By removing opportunities to teach children to question authors’ opinions, it teaches them to be gullible, to simply accept the status quo. It teaches them that there is simply no excuse to look into the lens of the past, that the past must have been exactly as our present.

Likewise, just as each human being is shaped by the unique experiences they have faced, each and every author comes from a distinct background, formed by the times they lived in, the extraordinary circumstances they faced, and the people who surrounded them. Their work comes from their lives – and just as life itself is full of imperfections, so are writers as people. 

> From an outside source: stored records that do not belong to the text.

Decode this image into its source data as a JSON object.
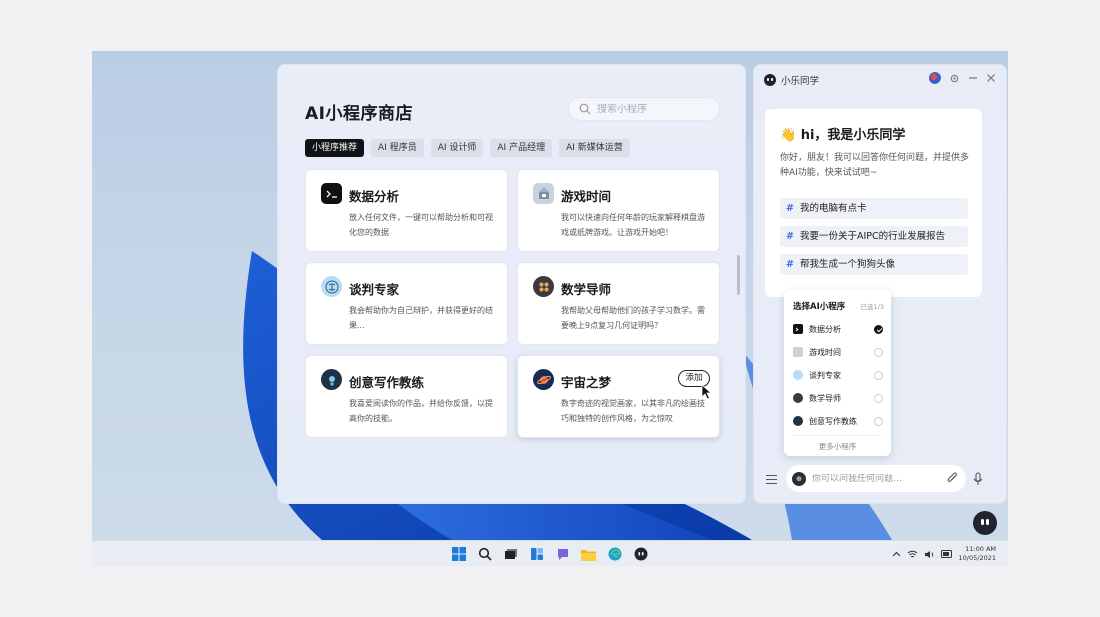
{
  "store": {
    "title": "AI小程序商店",
    "search_placeholder": "搜索小程序",
    "tabs": [
      "小程序推荐",
      "AI 程序员",
      "AI 设计师",
      "AI 产品经理",
      "AI 新媒体运营"
    ],
    "cards": [
      {
        "title": "数据分析",
        "desc": "放入任何文件，一键可以帮助分析和可视化您的数据",
        "icon": "terminal-icon"
      },
      {
        "title": "游戏时间",
        "desc": "我可以快速向任何年龄的玩家解释棋盘游戏或纸牌游戏。让游戏开始吧！",
        "icon": "game-icon"
      },
      {
        "title": "谈判专家",
        "desc": "我会帮助你为自己辩护，并获得更好的结果...",
        "icon": "negotiation-icon"
      },
      {
        "title": "数学导师",
        "desc": "我帮助父母帮助他们的孩子学习数学。需要晚上9点复习几何证明吗？",
        "icon": "math-icon"
      },
      {
        "title": "创意写作教练",
        "desc": "我喜爱阅读你的作品，并给你反馈，以提高你的技能。",
        "icon": "writing-icon"
      },
      {
        "title": "宇宙之梦",
        "desc": "数字奇迹的视觉画家，以其非凡的绘画技巧和独特的创作风格，为之惊叹",
        "icon": "planet-icon"
      }
    ],
    "add_label": "添加"
  },
  "assistant": {
    "name": "小乐同学",
    "greeting": "👋 hi，我是小乐同学",
    "intro": "你好，朋友！我可以回答你任何问题，并提供多种AI功能，快来试试吧~",
    "suggestions": [
      "我的电脑有点卡",
      "我要一份关于AIPC的行业发展报告",
      "帮我生成一个狗狗头像"
    ],
    "popup": {
      "title": "选择AI小程序",
      "count": "已选1/3",
      "items": [
        "数据分析",
        "游戏时间",
        "谈判专家",
        "数学导师",
        "创意写作教练"
      ],
      "selected": 0,
      "more": "更多小程序"
    },
    "input_placeholder": "你可以问我任何问题…"
  },
  "taskbar": {
    "time": "11:00 AM",
    "date": "10/05/2021"
  },
  "colors": {
    "accent": "#3e6ee8",
    "active_tab": "#121316"
  }
}
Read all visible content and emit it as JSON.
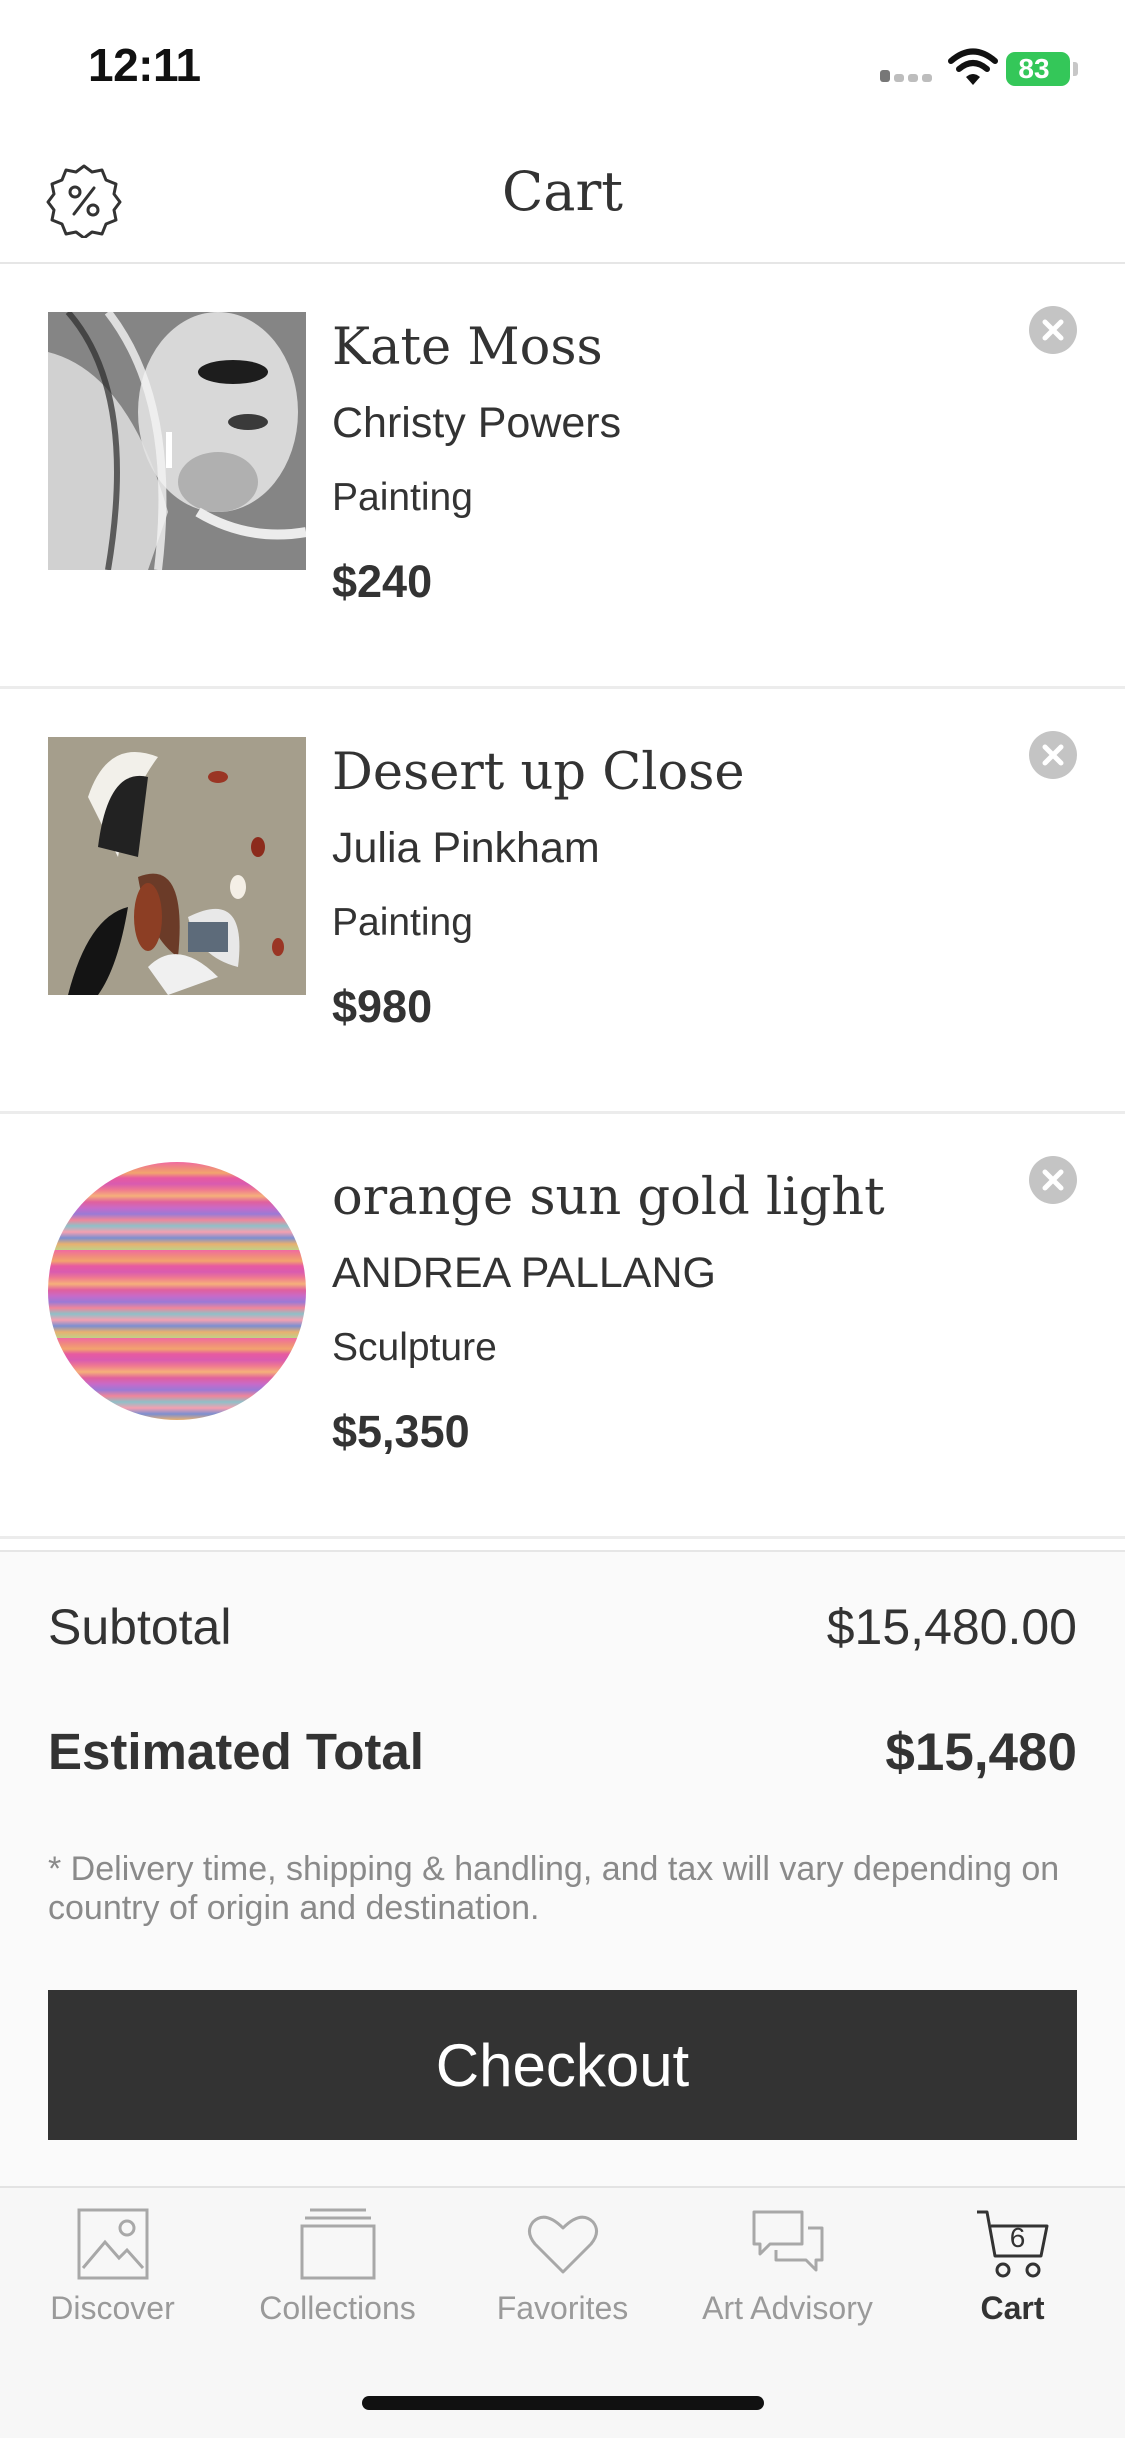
{
  "status_bar": {
    "time": "12:11",
    "battery": "83"
  },
  "header": {
    "title": "Cart"
  },
  "cart_items": [
    {
      "title": "Kate Moss",
      "artist": "Christy Powers",
      "medium": "Painting",
      "price": "$240"
    },
    {
      "title": "Desert up Close",
      "artist": "Julia Pinkham",
      "medium": "Painting",
      "price": "$980"
    },
    {
      "title": "orange sun gold light",
      "artist": "ANDREA PALLANG",
      "medium": "Sculpture",
      "price": "$5,350"
    }
  ],
  "summary": {
    "subtotal_label": "Subtotal",
    "subtotal_value": "$15,480.00",
    "estimated_total_label": "Estimated Total",
    "estimated_total_value": "$15,480",
    "note": "* Delivery time, shipping & handling, and tax will vary depending on country of origin and destination.",
    "checkout_label": "Checkout"
  },
  "tab_bar": {
    "tabs": [
      {
        "label": "Discover",
        "icon": "picture-icon"
      },
      {
        "label": "Collections",
        "icon": "collections-stack-icon"
      },
      {
        "label": "Favorites",
        "icon": "heart-icon"
      },
      {
        "label": "Art Advisory",
        "icon": "chat-bubbles-icon"
      },
      {
        "label": "Cart",
        "icon": "cart-icon",
        "badge": "6",
        "active": true
      }
    ]
  },
  "colors": {
    "text": "#333333",
    "checkout_bg": "#333333",
    "battery": "#34c759",
    "muted": "#9a9a9a"
  }
}
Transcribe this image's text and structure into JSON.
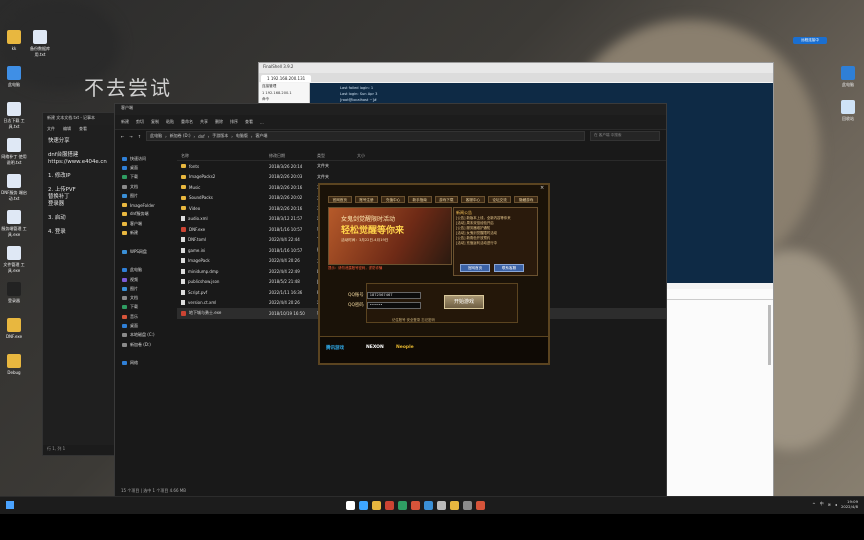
{
  "desktop": {
    "watermark_text": "不去尝试",
    "icons_left": [
      {
        "label": "kk",
        "icon": "folder-icon"
      },
      {
        "label": "备份数据库\n用.txt",
        "icon": "doc-icon"
      },
      {
        "label": "此电脑",
        "icon": "pc-icon"
      },
      {
        "label": "日志下载\n工具.txt",
        "icon": "doc-icon"
      },
      {
        "label": "网络补丁\n使用说明.txt",
        "icon": "doc-icon"
      },
      {
        "label": "DNF服务\n端启动.txt",
        "icon": "doc-icon"
      },
      {
        "label": "服务端管理\n工具.exe",
        "icon": "doc-icon"
      },
      {
        "label": "文件管理\n工具.exe",
        "icon": "doc-icon"
      },
      {
        "label": "登录器",
        "icon": "app-icon"
      },
      {
        "label": "DNF.exe",
        "icon": "folder-icon"
      },
      {
        "label": "Debug",
        "icon": "folder-icon"
      }
    ],
    "icons_right": [
      {
        "label": "此电脑",
        "icon": "monitor-icon"
      },
      {
        "label": "回收站",
        "icon": "recycle-icon"
      }
    ],
    "top_tag": "远程连接中"
  },
  "notepad": {
    "title": "新建 文本文档.txt - 记事本",
    "menu": [
      "文件",
      "编辑",
      "查看"
    ],
    "lines": [
      "快速分享",
      "",
      "dnf台服搭建",
      "https://www.e404e.cn",
      "",
      "1. 修改IP",
      "",
      "2. 上传PVF",
      "   替换补丁",
      "   登录器",
      "",
      "3. 启动",
      "",
      "4. 登录"
    ],
    "status": "行 1, 列 1"
  },
  "explorer": {
    "title": "客户端",
    "toolbar": [
      "新建",
      "剪切",
      "复制",
      "粘贴",
      "重命名",
      "共享",
      "删除",
      "排序",
      "查看",
      "..."
    ],
    "breadcrumb": [
      "此电脑",
      "新加卷 (D:)",
      "dnf",
      "手游版本",
      "电脑版",
      "客户端"
    ],
    "search_placeholder": "在 客户端 中搜索",
    "nav": [
      {
        "label": "快速访问",
        "color": "#2f7fd6"
      },
      {
        "label": "桌面",
        "color": "#2f7fd6"
      },
      {
        "label": "下载",
        "color": "#2f9d63"
      },
      {
        "label": "文档",
        "color": "#8a8a8a"
      },
      {
        "label": "图片",
        "color": "#3a8fd6"
      },
      {
        "label": "ImageFolder",
        "color": "#e8b73f"
      },
      {
        "label": "dnf服务端",
        "color": "#e8b73f"
      },
      {
        "label": "客户端",
        "color": "#e8b73f"
      },
      {
        "label": "新建",
        "color": "#e8b73f"
      },
      {
        "label": "",
        "color": "#000000"
      },
      {
        "label": "WPS网盘",
        "color": "#3a8fd6"
      },
      {
        "label": "",
        "color": "#000000"
      },
      {
        "label": "此电脑",
        "color": "#2f7fd6"
      },
      {
        "label": "视频",
        "color": "#7b5bd6"
      },
      {
        "label": "图片",
        "color": "#3a8fd6"
      },
      {
        "label": "文档",
        "color": "#8a8a8a"
      },
      {
        "label": "下载",
        "color": "#2f9d63"
      },
      {
        "label": "音乐",
        "color": "#d6543a"
      },
      {
        "label": "桌面",
        "color": "#2f7fd6"
      },
      {
        "label": "本地磁盘 (C:)",
        "color": "#8a8a8a"
      },
      {
        "label": "新加卷 (D:)",
        "color": "#8a8a8a"
      },
      {
        "label": "",
        "color": "#000000"
      },
      {
        "label": "网络",
        "color": "#2f7fd6"
      }
    ],
    "columns": [
      "名称",
      "修改日期",
      "类型",
      "大小"
    ],
    "files": [
      {
        "name": "fonts",
        "date": "2018/3/26 20:14",
        "type": "文件夹",
        "size": "",
        "kind": "folder"
      },
      {
        "name": "ImagePacks2",
        "date": "2018/2/26 20:03",
        "type": "文件夹",
        "size": "",
        "kind": "folder"
      },
      {
        "name": "Music",
        "date": "2018/2/26 20:16",
        "type": "文件夹",
        "size": "",
        "kind": "folder"
      },
      {
        "name": "SoundPacks",
        "date": "2018/2/26 20:02",
        "type": "文件夹",
        "size": "",
        "kind": "folder"
      },
      {
        "name": "Video",
        "date": "2018/2/26 20:16",
        "type": "文件夹",
        "size": "",
        "kind": "folder"
      },
      {
        "name": "audio.xml",
        "date": "2018/3/12 21:57",
        "type": "XML",
        "size": "",
        "kind": "file"
      },
      {
        "name": "DNF.exe",
        "date": "2018/1/16 10:57",
        "type": "应用",
        "size": "",
        "kind": "exe"
      },
      {
        "name": "DNF.toml",
        "date": "2022/4/4 22:44",
        "type": "TOM",
        "size": "",
        "kind": "file"
      },
      {
        "name": "game.ini",
        "date": "2018/1/16 10:57",
        "type": "配置",
        "size": "",
        "kind": "file"
      },
      {
        "name": "ImagePack",
        "date": "2022/4/4 20:26",
        "type": "文件",
        "size": "",
        "kind": "file"
      },
      {
        "name": "minidump.dmp",
        "date": "2022/4/4 22:49",
        "type": "DMP",
        "size": "",
        "kind": "file"
      },
      {
        "name": "publicshow.json",
        "date": "2018/5/2 21:48",
        "type": "JSO",
        "size": "",
        "kind": "file"
      },
      {
        "name": "Script.pvf",
        "date": "2022/1/11 16:36",
        "type": "PVF",
        "size": "",
        "kind": "file"
      },
      {
        "name": "version.ct.xml",
        "date": "2022/4/4 20:26",
        "type": "XML",
        "size": "",
        "kind": "file"
      },
      {
        "name": "地下城与勇士.exe",
        "date": "2018/10/19 16:50",
        "type": "应用",
        "size": "",
        "kind": "exe"
      }
    ],
    "status_text": "15 个项目  |  选中 1 个项目  4.66 MB"
  },
  "rdp": {
    "title": "FinalShell 3.9.2",
    "tab_label": "1 192.168.200.131",
    "left_items": [
      "连接管理",
      "1 192.168.200.1",
      "命令",
      "历史",
      "快速输入"
    ],
    "terminal_lines": [
      "Last failed login: 1",
      "Last login: Sun Apr 3",
      "[root@localhost ~]# ",
      "[root@localhost ~]# "
    ]
  },
  "game": {
    "tabs": [
      "官网首页",
      "账号注册",
      "充值中心",
      "新手指南",
      "游戏下载",
      "客服中心",
      "论坛交流",
      "隐藏游戏"
    ],
    "banner_title": "女鬼剑觉醒限时活动",
    "banner_big": "轻松觉醒等你来",
    "banner_sub": "活动时间：3月22日-4月19日",
    "notice_title": "新闻公告",
    "notice_lines": [
      "[公告] 新版本上线，全新内容等你来",
      "[活动] 周末双倍经验开启",
      "[公告] 服务器维护通知",
      "[活动] 女鬼剑觉醒限时活动",
      "[公告] 新角色开放预约",
      "[活动] 充值返利活动进行中"
    ],
    "notice_btn1": "官网首页",
    "notice_btn2": "联系客服",
    "red_text": "提示：请勿泄露账号密码，谨防诈骗",
    "account_label": "QQ账号",
    "account_value": "1872567467",
    "password_label": "QQ密码",
    "password_value": "••••••",
    "start_label": "开始游戏",
    "remember_text": "记住账号    安全登录    忘记密码",
    "logo1": "腾讯游戏",
    "logo2": "NEXON",
    "logo3": "Neople"
  },
  "taskbar": {
    "time": "19:09",
    "date": "2022/4/8",
    "lang": "中"
  }
}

To whitewash their work is to place writers on a pedestal, to claim that they must be perfect to have any merit. But to be flawed is to be human, to possess the capability to come up with the fictional works we so idolize in the first place. 

We can acknowledge that our authors came from vastly different backgrounds, from times unlike ours, while preserving their life’s work. Books are not meant to be the paragons of contemporary morality, nor are they commodities to be repackaged as companies see fit; they are the story of humanity, flawed as we are.